De fait, depuis qu’en mars de cette année la coalition a lancé une campagne de frappes aériennes en soutien aux forces gouvernementales du président Abd Rabo Mansour Hadi contre les rebelles Houthis et leurs alliés, les civils subissent des frappes délibérées et sont les premières victimes du conflit qui s’est étendu à tout le pays.

Dans le nord, les villes de Saada et de Marran, où vivent des dizaines de milliers de civils, ont été désignées comme des cibles militaires et de nuit comme de jour la population n’est plus à l’abri de bombardements qui ont déjà tué des centaines de civils, principalement des enfants.

Saada est à présent en ruine, la majeure partie de la population est partie et les maisons, les commerces, les marchés et les bâtiments publics ne sont plus que des tas de décombres.
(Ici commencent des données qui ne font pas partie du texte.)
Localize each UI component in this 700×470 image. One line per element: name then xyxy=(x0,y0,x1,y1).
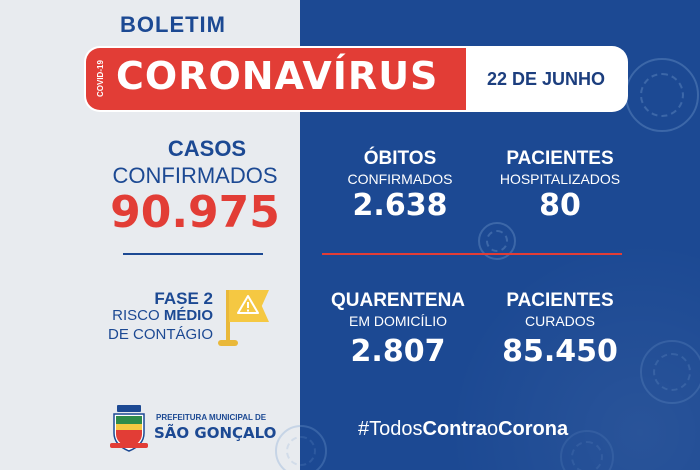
flag-base xyxy=(218,340,238,346)
quarentena-title: QUARENTENA xyxy=(330,290,466,311)
title-banner: COVID-19 CORONAVÍRUS 22 DE JUNHO xyxy=(86,48,626,110)
campaign-hashtag: #TodosContraoCorona xyxy=(358,418,568,441)
hospitalizados-subtitle: HOSPITALIZADOS xyxy=(499,171,621,187)
hashtag-part: Contra xyxy=(422,418,487,440)
fase-title: FASE 2 xyxy=(154,289,213,308)
quarentena-subtitle: EM DOMICÍLIO xyxy=(348,313,447,329)
hashtag-part: #Todos xyxy=(358,418,423,440)
virus-icon xyxy=(625,58,699,132)
hashtag-part: Corona xyxy=(498,418,569,440)
city-label: SÃO GONÇALO xyxy=(154,424,277,442)
curados-value: 85.450 xyxy=(502,334,618,369)
banner-red-section: COVID-19 CORONAVÍRUS xyxy=(86,48,466,110)
hashtag-part: o xyxy=(486,418,499,440)
obitos-value: 2.638 xyxy=(352,188,448,223)
page-title: CORONAVÍRUS xyxy=(116,54,439,98)
fase-risk-prefix: RISCO xyxy=(112,307,164,324)
fase-risk-line: RISCO MÉDIO xyxy=(70,307,213,324)
virus-icon xyxy=(275,425,327,470)
boletim-label: BOLETIM xyxy=(120,12,226,37)
casos-value: 90.975 xyxy=(110,187,280,238)
hospitalizados-value: 80 xyxy=(539,188,581,223)
casos-subtitle: CONFIRMADOS xyxy=(112,163,278,188)
covid-label: COVID-19 xyxy=(96,60,105,98)
casos-title: CASOS xyxy=(167,136,247,161)
fase-contagio: DE CONTÁGIO xyxy=(107,326,213,343)
virus-icon xyxy=(478,222,516,260)
curados-subtitle: CURADOS xyxy=(524,313,595,329)
hospitalizados-title: PACIENTES xyxy=(506,148,614,169)
quarentena-value: 2.807 xyxy=(350,334,446,369)
virus-icon xyxy=(560,430,614,470)
obitos-subtitle: CONFIRMADOS xyxy=(347,171,453,187)
flag-pole xyxy=(226,290,230,345)
virus-icon xyxy=(640,340,700,404)
fase-risk-level: MÉDIO xyxy=(163,307,213,324)
prefeitura-label: PREFEITURA MUNICIPAL DE xyxy=(156,413,267,422)
obitos-title: ÓBITOS xyxy=(363,148,437,169)
right-divider xyxy=(322,253,622,255)
warning-triangle-icon xyxy=(237,295,259,314)
curados-title: PACIENTES xyxy=(506,290,614,311)
municipal-crest-icon xyxy=(110,405,148,452)
left-divider xyxy=(123,253,263,255)
date-label: 22 DE JUNHO xyxy=(486,69,606,89)
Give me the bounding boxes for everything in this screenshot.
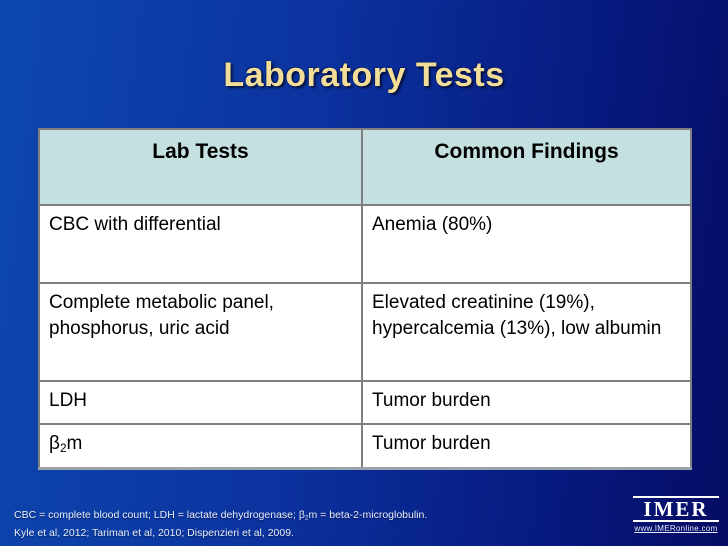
cell-test-beta2m: β2m	[38, 423, 363, 470]
cell-test-ldh: LDH	[38, 380, 363, 425]
cell-finding-anemia: Anemia (80%)	[361, 204, 692, 284]
footnote-abbreviations: CBC = complete blood count; LDH = lactat…	[14, 508, 427, 526]
imer-logo: IMER www.IMERonline.com	[633, 496, 719, 533]
footnote: CBC = complete blood count; LDH = lactat…	[14, 508, 427, 541]
table-row: Complete metabolic panel, phosphorus, ur…	[38, 282, 692, 382]
imer-logo-wordmark: IMER	[633, 496, 719, 522]
cell-test-metabolic-panel: Complete metabolic panel, phosphorus, ur…	[38, 282, 363, 382]
table-header-row: Lab Tests Common Findings	[38, 128, 692, 206]
beta2m-subscript: 2	[59, 441, 67, 455]
beta2m-rest: m	[66, 433, 83, 454]
table-row: β2m Tumor burden	[38, 423, 692, 470]
footnote-citations: Kyle et al, 2012; Tariman et al, 2010; D…	[14, 527, 294, 539]
footnote-abbrev-subscript: 2	[304, 515, 309, 522]
lab-tests-table: Lab Tests Common Findings CBC with diffe…	[38, 128, 692, 470]
table-row: LDH Tumor burden	[38, 380, 692, 425]
cell-finding-tumor-burden-b2m: Tumor burden	[361, 423, 692, 470]
cell-finding-creatinine: Elevated creatinine (19%), hypercalcemia…	[361, 282, 692, 382]
cell-test-cbc: CBC with differential	[38, 204, 363, 284]
footnote-abbrev-pre: CBC = complete blood count; LDH = lactat…	[14, 509, 305, 522]
beta2m-base: β	[49, 433, 60, 454]
table-row: CBC with differential Anemia (80%)	[38, 204, 692, 284]
column-header-common-findings: Common Findings	[361, 128, 692, 206]
column-header-lab-tests: Lab Tests	[38, 128, 363, 206]
footnote-abbrev-post: m = beta-2-microglobulin.	[308, 509, 428, 522]
page-title: Laboratory Tests	[223, 56, 505, 94]
imer-logo-url: www.IMERonline.com	[634, 524, 718, 533]
cell-finding-tumor-burden-ldh: Tumor burden	[361, 380, 692, 425]
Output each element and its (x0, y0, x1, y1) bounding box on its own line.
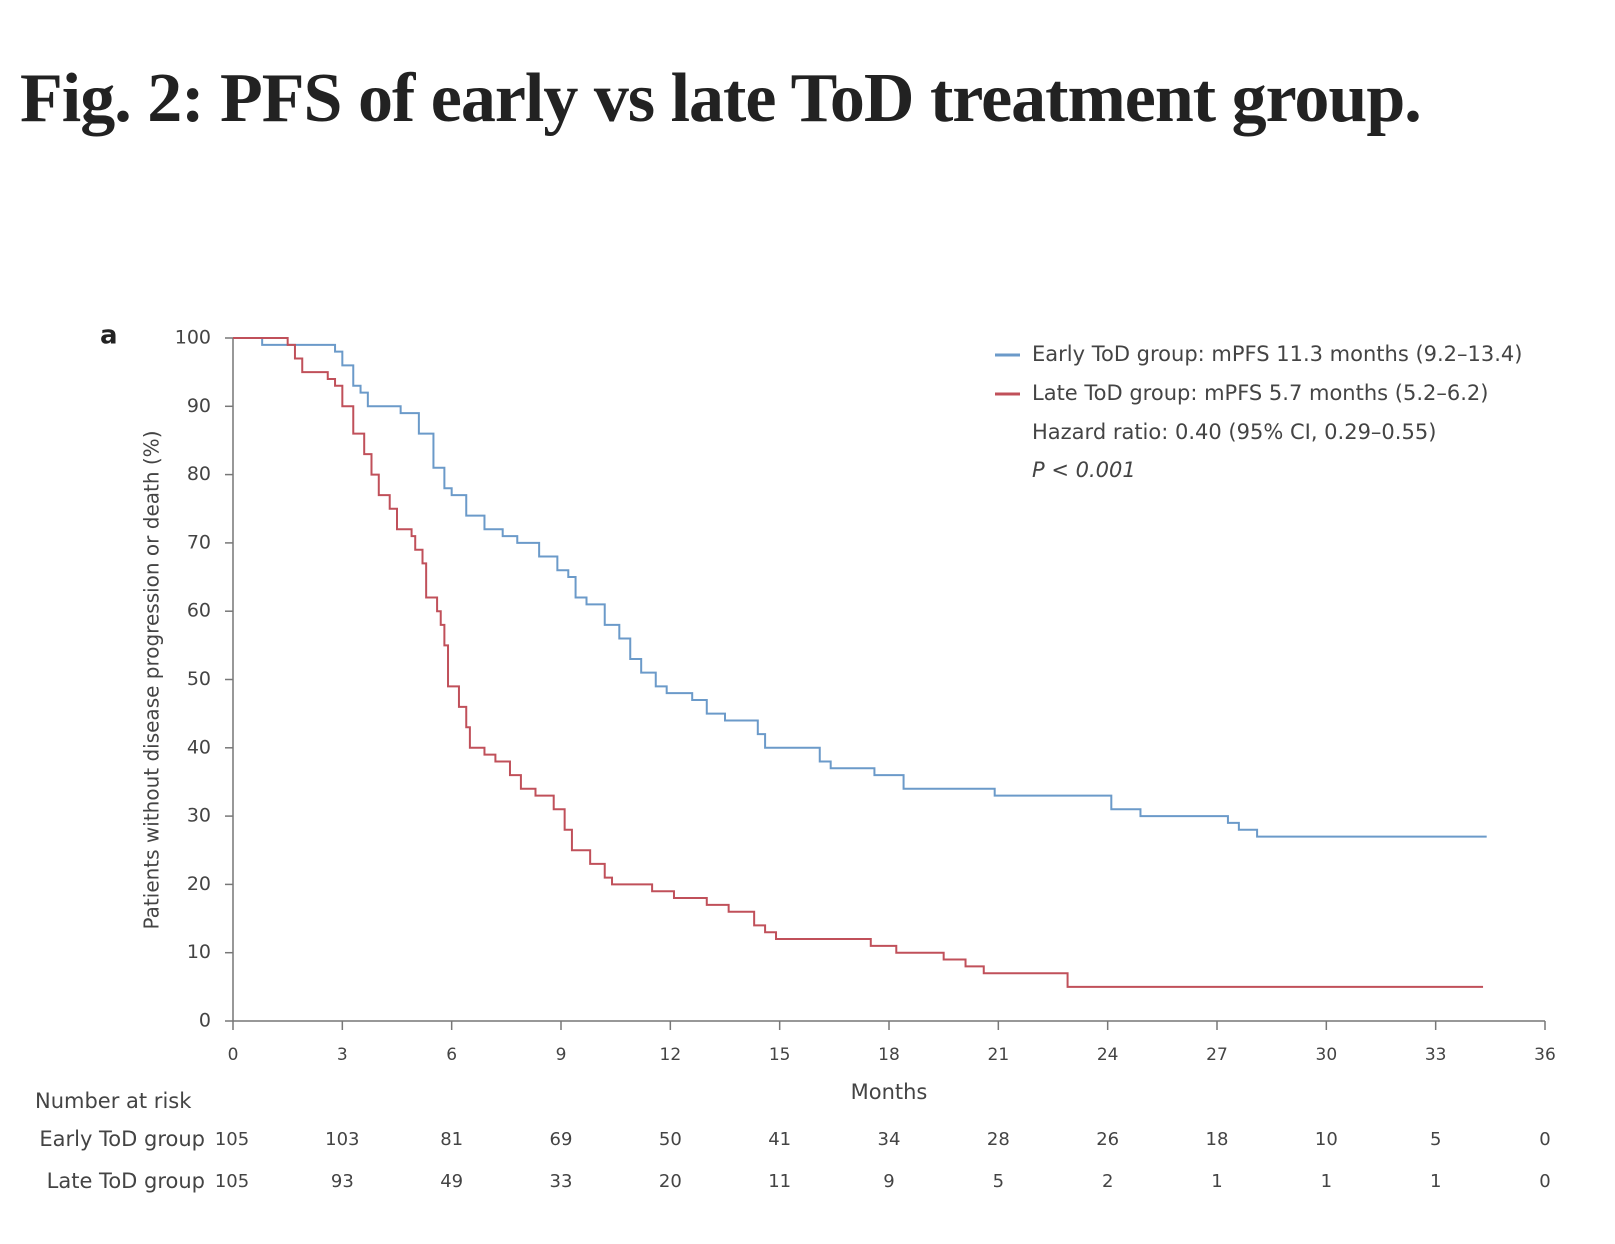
y-tick-label: 90 (187, 395, 211, 417)
x-tick-label: 9 (556, 1045, 567, 1065)
x-tick-label: 36 (1534, 1045, 1556, 1065)
x-tick-label: 12 (660, 1045, 682, 1065)
risk-count: 50 (659, 1129, 682, 1150)
risk-count: 81 (440, 1129, 463, 1150)
x-axis-label: Months (851, 1080, 928, 1104)
y-tick-label: 100 (175, 327, 211, 349)
x-tick-label: 0 (228, 1045, 239, 1065)
y-tick-label: 0 (199, 1010, 211, 1032)
y-tick-label: 50 (187, 668, 211, 690)
x-tick-label: 6 (446, 1045, 457, 1065)
risk-count: 11 (768, 1171, 791, 1192)
y-tick-label: 20 (187, 873, 211, 895)
x-tick-label: 3 (337, 1045, 348, 1065)
risk-count: 1 (1211, 1171, 1222, 1192)
x-tick-label: 18 (878, 1045, 900, 1065)
risk-count: 105 (215, 1129, 249, 1150)
chart-title: Fig. 2: PFS of early vs late ToD treatme… (20, 60, 1422, 137)
risk-count: 105 (215, 1171, 249, 1192)
x-tick-label: 33 (1425, 1045, 1447, 1065)
risk-count: 5 (993, 1171, 1004, 1192)
annotation: Hazard ratio: 0.40 (95% CI, 0.29–0.55) (1032, 420, 1436, 444)
x-tick-label: 27 (1206, 1045, 1228, 1065)
y-tick-label: 30 (187, 805, 211, 827)
risk-count: 1 (1430, 1171, 1441, 1192)
risk-count: 34 (878, 1129, 901, 1150)
y-tick-label: 60 (187, 600, 211, 622)
risk-count: 33 (550, 1171, 573, 1192)
risk-row-label: Late ToD group (47, 1169, 205, 1193)
risk-count: 41 (768, 1129, 791, 1150)
y-tick-label: 40 (187, 736, 211, 758)
survival-curve (233, 337, 1484, 988)
legend-label: Late ToD group: mPFS 5.7 months (5.2–6.2… (1032, 381, 1488, 405)
risk-count: 0 (1539, 1129, 1550, 1150)
risk-count: 10 (1315, 1129, 1338, 1150)
y-tick-label: 80 (187, 463, 211, 485)
risk-count: 18 (1206, 1129, 1229, 1150)
y-axis-label: Patients without disease progression or … (140, 431, 164, 930)
y-tick-label: 10 (187, 941, 211, 963)
risk-count: 26 (1096, 1129, 1119, 1150)
x-tick-label: 30 (1316, 1045, 1338, 1065)
risk-count: 69 (550, 1129, 573, 1150)
risk-count: 49 (440, 1171, 463, 1192)
risk-count: 9 (883, 1171, 894, 1192)
risk-count: 93 (331, 1171, 354, 1192)
x-tick-label: 24 (1097, 1045, 1119, 1065)
risk-table-title: Number at risk (35, 1089, 192, 1113)
risk-count: 20 (659, 1171, 682, 1192)
risk-count: 28 (987, 1129, 1010, 1150)
risk-row-label: Early ToD group (39, 1127, 205, 1151)
legend-label: Early ToD group: mPFS 11.3 months (9.2–1… (1032, 342, 1523, 366)
risk-count: 1 (1321, 1171, 1332, 1192)
panel-label: a (100, 321, 118, 351)
risk-count: 103 (325, 1129, 359, 1150)
x-tick-label: 15 (769, 1045, 791, 1065)
y-tick-label: 70 (187, 531, 211, 553)
x-tick-label: 21 (988, 1045, 1010, 1065)
risk-count: 0 (1539, 1171, 1550, 1192)
risk-count: 5 (1430, 1129, 1441, 1150)
risk-count: 2 (1102, 1171, 1113, 1192)
survival-curve (233, 337, 1487, 838)
annotation: P < 0.001 (1032, 458, 1136, 482)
Dans un conflit, les "bavures", les "erreurs" existent, mais au Yemen, depuis sept mois rien n’indique que des mesures soient prises pour y mettre fin.

Des crimes de guerre perpétrés dans la plus grande indifférence

Au contraire, et l’attaque d’Haydan est là pour nous le rappeler, des crimes de guerre continuent d’être perpétrés dans la plus grande indifférence au niveau international.

Ces preuves accablantes et répétées doivent conduire à une enquête indépendante et internationale et à l’arrêt immédiat de tout transfert d’armes vers l’Arabie Saoudite et les autres membres de la coalition, en particulier des avions et des hélicoptères de combat et les composants et pièces détachées associés.

Certes, les États-Unis sont pointés du doigt, mais tous les pays exportateurs d’armements sont tenus de respecter le traité sur le commerce des armes (TCA) entré en vigueur en décembre 2014, dès lors qu’ils l’ont ratifié.

Au terme de son article 6 (Interdictions), ils ont obligation de n’autoriser aucun transfert d’armes classiques s’ils ont connaissance, lors de l’autorisation, que celles-ci pourraient servir à commettre un génocide, des crimes contre l’humanité, des violations graves des Conventions de Genève de 1949, des attaques dirigées contre des civils ou des biens de caractère civil.

Au–delà de toute interdiction, ils ont l’obligation d’évaluer chaque transfert envisagé afin qu’ils s’assurent que les armements considérés ne puissent pas servir à commettre ou faciliter des violations graves des droits humains et du droit international humanitaire.

Les armes ne sont pas une marchandise comme les autres

Des obligations qui s’imposent à la France qui a ratifié le TCA en avril 2014 et dont l’Arabie Saoudite est devenue, ces dernières années, le premier acheteur d’armement français. Passant d’un peu plus de 500 millions d’euros en 2012 à plus de 3,5 milliards en 2014.

Toutefois, les livraisons et les ventes d’armes alimentent un marché florissant qui ne concerne pas que l’Arabie Saoudite. D’autres membres de la coalition font aussi partie du club des clients privilégiés de la France sur le marché des armes (top 20) : le Qatar, l’Egypte, les Emirats Arabes Unis, le Maroc et les tournées au Moyen orient que ce soit de François Hollande ou de Manuel Valls annoncent des prises de commandes record.

Les armes ne sont pas une marchandise comme les autres, c’est la raison même du TCA, or si l’objectif de la France serait avant tout économique, lutter contre le chômage, le gouvernement et les parlementaires ne peuvent continuer d’ignorer les crimes de guerre commis par l’Arabie Saoudite et ses alliés au Yémen.

Ils ne peuvent continuer à mettre dans les plateaux de la balance d’un côté les intérêts économiques, de l’autre des vies humaines et leur engagement internationaux.